5Specifically, it is reflected as a liability on the balance sheet of the securities lender and as an asset on the balance sheet of the securities borrower.

6For simplicity, this example assumes that collateral is posted at 100%.

7The only situation in which the statement in the text (that inclusion of marks in the QDP amount cannot, by definition, distort the amount that is treated as a base eroding payment) would not be accurate would be in the very rare case that the derivatives fail to meet the QDP definition for reasons other than a failure to meet the reporting requirement. In that event, though, (a) the inaccuracy of the base eroding amount is not attributable to the inclusion of marks in the QDP report and (b) the taxpayer would in any case be required to determine the actual base erosion payment amounts.

8We recognize that obligations to return borrowed securities and rights to receive back loaned securities are themselves “derivatives” as that term is defined in Section 59A(h)(4)(A); this letter is premised on that recognition. It is nevertheless critical, as we discuss in the text, to distinguish between those derivatives that are tracked for financial statement purposes and those — specifically positions with respect to borrowed and loaned securities — that are not. For convenience, the text categorizes the latter as “not derivatives” notwithstanding their inclusion in Section 59A(h)(4)(A).

9There are two limited exceptions. The first is for cases where a security borrowed by a financial institution is shorted to a third party and where the financial information relates to that third party transaction (but even here it is not possible to trace any particular short position to any particular borrowing). The second is for cases where a security that is owned outright (versus cases where the security is borrowed from another taxpayer) is loaned out. In that case, some financial institutions are able to track marks on those securities in a manner that allows them to take those marks into account in calculating the denominator (consistent with the BEAT netting rule). In such a case, the tracking of such marks would continue during a period that such owned-outright security was loaned out; in fact, it would be difficult to distinguish marks on “unloaned” securities from marks on loaned securities.
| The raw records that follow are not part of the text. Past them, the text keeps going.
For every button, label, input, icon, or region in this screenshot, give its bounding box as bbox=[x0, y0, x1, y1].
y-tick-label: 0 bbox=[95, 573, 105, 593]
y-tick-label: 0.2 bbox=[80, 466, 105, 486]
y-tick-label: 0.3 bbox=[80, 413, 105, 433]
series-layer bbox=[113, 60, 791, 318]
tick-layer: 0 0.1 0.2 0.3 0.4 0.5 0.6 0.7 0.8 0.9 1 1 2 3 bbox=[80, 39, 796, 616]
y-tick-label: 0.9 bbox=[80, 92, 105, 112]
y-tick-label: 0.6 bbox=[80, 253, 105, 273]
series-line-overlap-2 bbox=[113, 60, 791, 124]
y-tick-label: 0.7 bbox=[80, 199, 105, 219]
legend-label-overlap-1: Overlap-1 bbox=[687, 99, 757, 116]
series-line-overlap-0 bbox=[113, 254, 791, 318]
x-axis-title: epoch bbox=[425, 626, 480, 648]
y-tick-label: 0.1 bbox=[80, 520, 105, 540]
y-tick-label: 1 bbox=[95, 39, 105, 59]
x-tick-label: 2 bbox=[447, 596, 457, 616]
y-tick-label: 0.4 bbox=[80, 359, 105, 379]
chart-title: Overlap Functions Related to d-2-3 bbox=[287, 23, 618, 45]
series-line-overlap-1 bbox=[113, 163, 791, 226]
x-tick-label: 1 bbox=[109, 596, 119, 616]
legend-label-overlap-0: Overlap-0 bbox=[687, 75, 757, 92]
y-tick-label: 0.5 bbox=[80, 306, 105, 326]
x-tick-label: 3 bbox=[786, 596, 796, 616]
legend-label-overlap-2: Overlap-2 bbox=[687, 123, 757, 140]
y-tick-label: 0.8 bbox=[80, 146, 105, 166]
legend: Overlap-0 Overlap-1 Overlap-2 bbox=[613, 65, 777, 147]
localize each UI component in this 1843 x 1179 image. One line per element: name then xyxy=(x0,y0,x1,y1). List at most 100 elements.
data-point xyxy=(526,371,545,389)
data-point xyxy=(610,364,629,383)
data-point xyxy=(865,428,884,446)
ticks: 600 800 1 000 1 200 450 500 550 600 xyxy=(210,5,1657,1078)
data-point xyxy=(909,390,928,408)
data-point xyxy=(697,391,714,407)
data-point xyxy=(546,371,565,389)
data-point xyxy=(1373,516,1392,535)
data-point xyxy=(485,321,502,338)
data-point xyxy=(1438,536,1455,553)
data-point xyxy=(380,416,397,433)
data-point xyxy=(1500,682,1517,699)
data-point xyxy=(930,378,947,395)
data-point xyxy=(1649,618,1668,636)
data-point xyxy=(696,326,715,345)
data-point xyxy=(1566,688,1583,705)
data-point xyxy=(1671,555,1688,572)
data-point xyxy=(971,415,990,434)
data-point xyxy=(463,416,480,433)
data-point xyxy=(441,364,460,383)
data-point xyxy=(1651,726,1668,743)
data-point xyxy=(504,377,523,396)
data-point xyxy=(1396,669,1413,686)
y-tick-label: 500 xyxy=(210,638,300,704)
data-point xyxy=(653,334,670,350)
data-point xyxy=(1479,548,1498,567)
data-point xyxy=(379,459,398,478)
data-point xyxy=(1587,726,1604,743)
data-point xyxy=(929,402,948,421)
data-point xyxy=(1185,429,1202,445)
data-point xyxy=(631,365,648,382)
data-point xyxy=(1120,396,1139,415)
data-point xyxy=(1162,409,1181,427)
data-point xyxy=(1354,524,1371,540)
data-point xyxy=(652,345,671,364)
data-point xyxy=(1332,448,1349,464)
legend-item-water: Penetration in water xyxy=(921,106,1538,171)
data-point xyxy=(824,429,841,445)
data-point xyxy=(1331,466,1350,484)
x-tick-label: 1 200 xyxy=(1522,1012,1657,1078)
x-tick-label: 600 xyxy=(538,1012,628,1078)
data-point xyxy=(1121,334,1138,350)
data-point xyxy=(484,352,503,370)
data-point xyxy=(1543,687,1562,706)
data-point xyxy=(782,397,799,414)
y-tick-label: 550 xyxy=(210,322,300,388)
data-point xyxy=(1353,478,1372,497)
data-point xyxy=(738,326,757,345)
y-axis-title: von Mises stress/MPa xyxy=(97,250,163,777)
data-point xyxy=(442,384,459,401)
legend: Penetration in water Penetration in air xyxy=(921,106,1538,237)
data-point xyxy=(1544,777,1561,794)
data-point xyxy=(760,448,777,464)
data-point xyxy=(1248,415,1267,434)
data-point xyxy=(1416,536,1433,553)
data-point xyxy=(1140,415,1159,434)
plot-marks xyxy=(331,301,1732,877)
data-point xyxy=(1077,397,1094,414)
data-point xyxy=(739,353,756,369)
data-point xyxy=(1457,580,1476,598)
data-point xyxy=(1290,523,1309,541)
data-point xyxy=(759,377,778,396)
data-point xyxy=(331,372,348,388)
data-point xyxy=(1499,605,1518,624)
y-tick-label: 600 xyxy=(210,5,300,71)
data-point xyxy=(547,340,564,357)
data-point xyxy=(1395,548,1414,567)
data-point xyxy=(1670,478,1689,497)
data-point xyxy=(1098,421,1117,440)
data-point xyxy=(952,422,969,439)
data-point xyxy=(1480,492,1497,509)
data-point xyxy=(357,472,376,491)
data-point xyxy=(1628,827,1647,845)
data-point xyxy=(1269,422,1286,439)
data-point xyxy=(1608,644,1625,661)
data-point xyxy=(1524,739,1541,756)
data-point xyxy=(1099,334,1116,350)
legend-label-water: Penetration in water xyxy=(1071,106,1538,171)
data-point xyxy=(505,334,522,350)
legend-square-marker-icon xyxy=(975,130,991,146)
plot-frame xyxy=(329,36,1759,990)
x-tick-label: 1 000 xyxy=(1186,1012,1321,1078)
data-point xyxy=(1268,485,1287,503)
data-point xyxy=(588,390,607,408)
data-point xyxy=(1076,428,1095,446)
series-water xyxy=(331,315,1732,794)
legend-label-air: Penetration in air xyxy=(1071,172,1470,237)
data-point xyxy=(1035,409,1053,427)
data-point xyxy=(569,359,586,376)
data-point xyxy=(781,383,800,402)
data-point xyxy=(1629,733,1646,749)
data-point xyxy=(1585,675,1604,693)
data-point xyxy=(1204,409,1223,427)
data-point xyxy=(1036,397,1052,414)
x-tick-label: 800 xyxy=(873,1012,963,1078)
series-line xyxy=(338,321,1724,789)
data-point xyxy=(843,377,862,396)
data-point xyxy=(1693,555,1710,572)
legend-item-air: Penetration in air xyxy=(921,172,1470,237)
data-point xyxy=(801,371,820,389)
10Consistent with the above, SIFMA agrees that it would be reasonable for the IRS to require that to the extent that (a) a taxpayer does use the BEAT Netting Rule for SBLs (and not merely shorts of borrowed securities and loans of securities it owns outright) for purposes of the denominator of the base erosion percentage, and (b) the method used for calculating such denominator amounts allows calculation of corresponding amounts for purposes of such reporting, it should also be required to use the BEAT Netting Rule for purposes of QDP reporting. Thus, for example, assume that in calculating the denominator, a taxpayer (i) tracks marks on securities that it owns outright (versus securities that it borrows to relend), (ii) tracks those marks both during the period it does not lend out such securities and the period that it does, and (iii) is able to distinguish marks on such securities while they are loaned out from marks on such securities while they are not loaned out. In that case, it should be consistent in taking into account marks on loaned securities for purposes of the QDP reporting requirement if the security was loaned to a related non-US borrower, albeit only to the extent that it is knowable that the related non-US person was actually the borrower. As noted in footnote 3, though, we believe that few, if any taxpayers will — even if they have the ability to track marks on securities owned outright — have the ability to distinguish between marks on unloaned securities and marks on loaned securities. Of course, of relevance here, marks on loaned securities ought not to be viewed as base eroding payments in any case, and the IRS thus would not be deprived of any relevant information by the non-inclusion of such marks in the QDP report.